Wird 2C-B bei einer normalen Haaranalyse gefunden?

Nur dann zuverlässig, wenn die Substanz gezielt in den Untersuchungsauftrag aufgenommen wurde. Ein auf die üblichen Stoffgruppen ausgerichtetes Analysenprofil deckt nicht automatisch jede Einzelverbindung ab. Klären Sie den Umfang deshalb vor der ersten Probenahme.

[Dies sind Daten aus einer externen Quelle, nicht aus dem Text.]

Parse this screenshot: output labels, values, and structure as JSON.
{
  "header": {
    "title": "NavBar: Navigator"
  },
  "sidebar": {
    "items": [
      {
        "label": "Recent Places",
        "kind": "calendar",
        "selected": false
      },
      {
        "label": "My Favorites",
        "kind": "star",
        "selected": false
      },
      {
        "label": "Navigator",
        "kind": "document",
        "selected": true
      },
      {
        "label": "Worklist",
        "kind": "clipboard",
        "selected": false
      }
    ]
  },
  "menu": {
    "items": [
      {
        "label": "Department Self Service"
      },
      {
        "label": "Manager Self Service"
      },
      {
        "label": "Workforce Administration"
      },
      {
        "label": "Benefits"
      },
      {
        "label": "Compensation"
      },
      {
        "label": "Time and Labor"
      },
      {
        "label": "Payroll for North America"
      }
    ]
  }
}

Gibt es einen Grenzwert, ab dem ein Befund positiv ist?

Das Konsenspapier 2021 nennt für 2C-B keinen Cut-off. Es gilt die validierte Bestimmungsgrenze des Labors, die im Befundbericht ausgewiesen sein muss. Eine im Netz kursierende Universalzahl gibt es nicht.

Reicht ein negativer Befund als Abstinenzbeleg?

Ein einzelner negativer Befund belegt nur den untersuchten Zeitraum. Erst ein vollständiges, lückenlos dokumentiertes Programm nach den CTU-Kriterien ergibt einen verwertbaren Beleg – und auch dieser ist für sich allein kein hinreichender Befund für ein positives Gutachten.

Verwandte Begriffe

Synonyme: Bromdimethoxyphenethylamin, 4-Brom-2,5-dimethoxyphenethylamin. Stand der fachlichen Angaben: August 2026. Grundlagen: Konsenspapier der Society of Hair Testing zu Drogen im Haar (2021), Richtlinien der GTFCh, Beurteilungskriterien 5. Auflage 2026 (DGVP/DGVM), Fahrerlaubnis-Verordnung, Neue-psychoaktive-Stoffe-Gesetz.

Dieser Text dient der allgemeinen Information und ersetzt keine individuelle Rechts- oder MPU-Beratung. Keine Definition in diesem Lexikon erlaubt eine automatische Zuordnung, Diagnose oder Prognose für Ihren konkreten Fall.